Die Faszination des Unbekannten
Hergovichs Forschungsinteresse richtet sich auch teilweise auf solche Grenzbereiche. In seinem Fach ist einer davon die "Parapsychologie", also die wissenschaftliche Auseinandersetzung mit scheinbar paranormalen Phänomenen. "Was mich an der Parapsychologie fasziniert hat, ist, dass sie immer wieder in den Medien herumgeistert, man aber relativ wenig wissenschaftliche Evidenz findet und sich wenige Forscher mit diesen Themen beschäftigen". Es handle sich um ein "Tabuthema innerhalb der Wissenschaft", erklärt der Forscher.
Auch hier werde sichtbar, dass sich die Naturwissenschaften mit manchen Inhalten eher nicht beschäftigen würden, von denen aber eine gewisse Faszination ausgeht. Hergovich: "Die Leute nehmen aber wahr, dass gewisse Themen von den Wissenschaften ausgespart werden und das fasziniert dann". Wenn es um "letzte Fragen" oder "Wunder" geht, dann seien die "harten Wissenschaften" nicht zuständig, hier öffne sich ein breites Feld für Religionen, Esoterik oder Pseudowissenschaften.
Auf der Suche nach Zusammenhängen
Untersuchungen würden zeigen, dass es statistisch gesehen Personengruppen gibt, die für derartige Inhalte empfänglicher sind. Das seien vor allem jüngere Menschen, aber auch Frauen scheinen darauf etwas stärker zu reagieren.

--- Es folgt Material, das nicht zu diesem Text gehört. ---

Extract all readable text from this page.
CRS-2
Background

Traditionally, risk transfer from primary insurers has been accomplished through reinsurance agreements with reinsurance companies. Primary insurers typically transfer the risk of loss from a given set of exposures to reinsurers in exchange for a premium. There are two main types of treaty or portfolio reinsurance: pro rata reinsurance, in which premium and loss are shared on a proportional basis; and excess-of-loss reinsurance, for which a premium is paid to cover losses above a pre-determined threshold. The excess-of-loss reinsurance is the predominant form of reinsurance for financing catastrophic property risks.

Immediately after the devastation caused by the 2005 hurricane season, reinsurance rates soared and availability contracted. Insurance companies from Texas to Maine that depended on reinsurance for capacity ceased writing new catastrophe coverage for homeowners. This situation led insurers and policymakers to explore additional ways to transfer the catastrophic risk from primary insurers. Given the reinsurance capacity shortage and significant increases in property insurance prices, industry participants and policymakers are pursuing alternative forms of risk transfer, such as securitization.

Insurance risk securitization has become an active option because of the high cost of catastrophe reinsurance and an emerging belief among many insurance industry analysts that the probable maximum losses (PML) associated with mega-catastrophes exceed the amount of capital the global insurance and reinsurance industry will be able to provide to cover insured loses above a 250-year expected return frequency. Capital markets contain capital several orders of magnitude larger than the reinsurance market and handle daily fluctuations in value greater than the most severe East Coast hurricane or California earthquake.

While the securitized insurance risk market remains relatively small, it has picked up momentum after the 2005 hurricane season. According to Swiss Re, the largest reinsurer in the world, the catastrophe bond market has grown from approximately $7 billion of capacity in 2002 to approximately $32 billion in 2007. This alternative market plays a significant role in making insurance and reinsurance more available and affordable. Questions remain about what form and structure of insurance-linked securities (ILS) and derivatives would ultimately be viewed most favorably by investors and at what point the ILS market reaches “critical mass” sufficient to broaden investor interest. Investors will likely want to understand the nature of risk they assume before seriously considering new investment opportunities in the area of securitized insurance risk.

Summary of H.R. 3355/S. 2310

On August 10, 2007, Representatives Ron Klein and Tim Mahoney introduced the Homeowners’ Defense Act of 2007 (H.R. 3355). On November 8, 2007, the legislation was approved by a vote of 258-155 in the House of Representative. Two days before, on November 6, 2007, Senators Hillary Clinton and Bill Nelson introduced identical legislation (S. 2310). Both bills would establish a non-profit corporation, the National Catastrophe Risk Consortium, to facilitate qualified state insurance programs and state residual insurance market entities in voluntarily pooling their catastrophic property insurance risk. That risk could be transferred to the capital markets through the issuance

Zusammenhänge mit der Ausprägung bestimmter Persönlichkeitseigenschaften, wie etwa Suggestibilität oder Leichtgläubigkeit wurden ebenfalls gefunden. "Personen, die sich leichter hypnotisieren lassen, glauben auch eher an pseudowissenschaftliche Inhalte", so Hergovich. Zusammenhänge mit psychiatrischen Erkrankungen, wie etwa Schizophrenie, würden immer wieder diskutiert. Personen, die eine "schizoide Persönlichkeit" aufweisen, würden auch stärker zum "magischen Denken" tendieren. Ebenso dürften traumatische Lebensereignisse in der Kindheit die Empfänglichkeit etwas erhöhen, wie der Wissenschafter erklärt.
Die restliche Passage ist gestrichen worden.